The position and chloride concentration of a sizable body of salt water, moving slowly landward from the south-shore bays of Long Island and the Atlantic Ocean were defined by recent test drilling in the Cedarhurst-Woodmere area of southwestern Nassau County, Long Island, N. Y. Most of the salt-water body is in the lower part of a permeable artesian aquifer; the lowermost part of the salt-water body is in clay deposits underlying the permeable aquifer.The upper limit of the salt-water body in this area was found at depths increasing progressively in a landward direction. It was 318 feet below sea level at a well in Cedarhurst and 541 feet below sea level at a well in Woodmere. The lower limit of the salt-water body was determined at depths between 578 and 630 feet below sea level in the Cedarhurst-Woodmere area.
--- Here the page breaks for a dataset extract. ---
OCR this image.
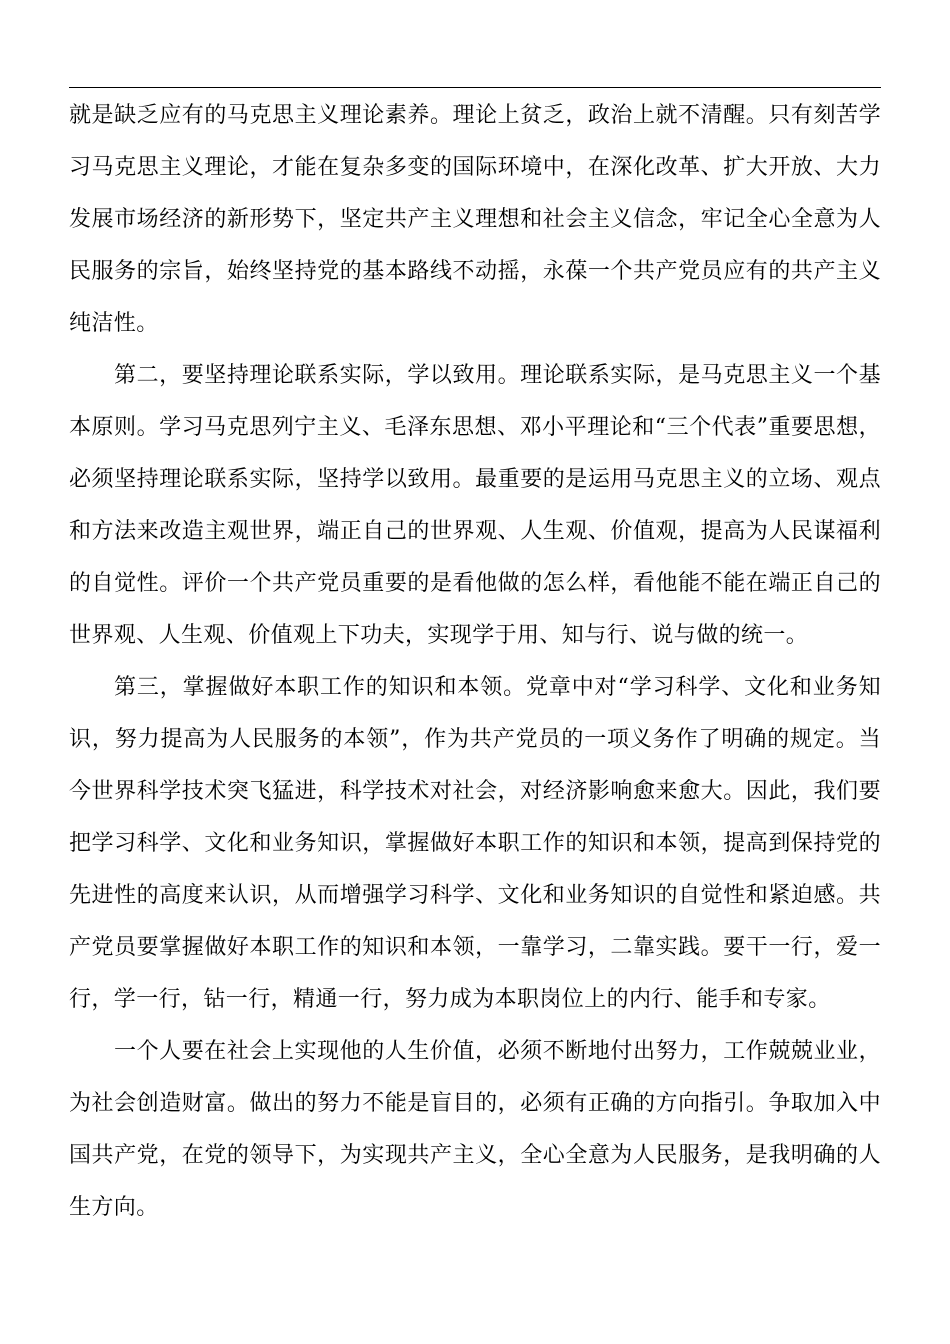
就是缺乏应有的马克思主义理论素养。理论上贫乏，政治上就不清醒。只有刻苦学习马克思主义理论，才能在复杂多变的国际环境中，在深化改革、扩大开放、大力发展市场经济的新形势下，坚定共产主义理想和社会主义信念，牢记全心全意为人民服务的宗旨，始终坚持党的基本路线不动摇，永葆一个共产党员应有的共产主义纯洁性。

第二，要坚持理论联系实际，学以致用。理论联系实际，是马克思主义一个基本原则。学习马克思列宁主义、毛泽东思想、邓小平理论和“三个代表”重要思想，必须坚持理论联系实际，坚持学以致用。最重要的是运用马克思主义的立场、观点和方法来改造主观世界，端正自己的世界观、人生观、价值观，提高为人民谋福利的自觉性。评价一个共产党员重要的是看他做的怎么样，看他能不能在端正自己的世界观、人生观、价值观上下功夫，实现学于用、知与行、说与做的统一。

第三，掌握做好本职工作的知识和本领。党章中对“学习科学、文化和业务知识，努力提高为人民服务的本领”，作为共产党员的一项义务作了明确的规定。当今世界科学技术突飞猛进，科学技术对社会，对经济影响愈来愈大。因此，我们要把学习科学、文化和业务知识，掌握做好本职工作的知识和本领，提高到保持党的先进性的高度来认识，从而增强学习科学、文化和业务知识的自觉性和紧迫感。共产党员要掌握做好本职工作的知识和本领，一靠学习，二靠实践。要干一行，爱一行，学一行，钻一行，精通一行，努力成为本职岗位上的内行、能手和专家。

一个人要在社会上实现他的人生价值，必须不断地付出努力，工作兢兢业业，为社会创造财富。做出的努力不能是盲目的，必须有正确的方向指引。争取加入中国共产党，在党的领导下，为实现共产主义，全心全意为人民服务，是我明确的人生方向。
The salt-water body is more than 300 feet thick at a well in Cedarhurst, and it thins out to zero in the vicinity of a pumping center about 1 3/4 miles northeast of the Cedarhurst well.Chloride concentration in the salt-water body in the Cedarhurst-Woodmere area ranged from about 40 to 16,000 ppm (parts per million). Isochlors define a zone of diffusion about a mile wide in the Cedarhurst-Woodmere area. They indicate a thickness of diffused water ranging from a few tens to more than 150 feet vertically.Electrical-log data show that the upper boundary of the salt-water body moved upward 21 feet between 1952 and 1958 at a site in Woodmere about half a mile southwest of the pumping center. From this information it is inferred that between 1952 and 1958 the leading edge of the salt-water front moved landward about 2,000 feet toward the pumping center.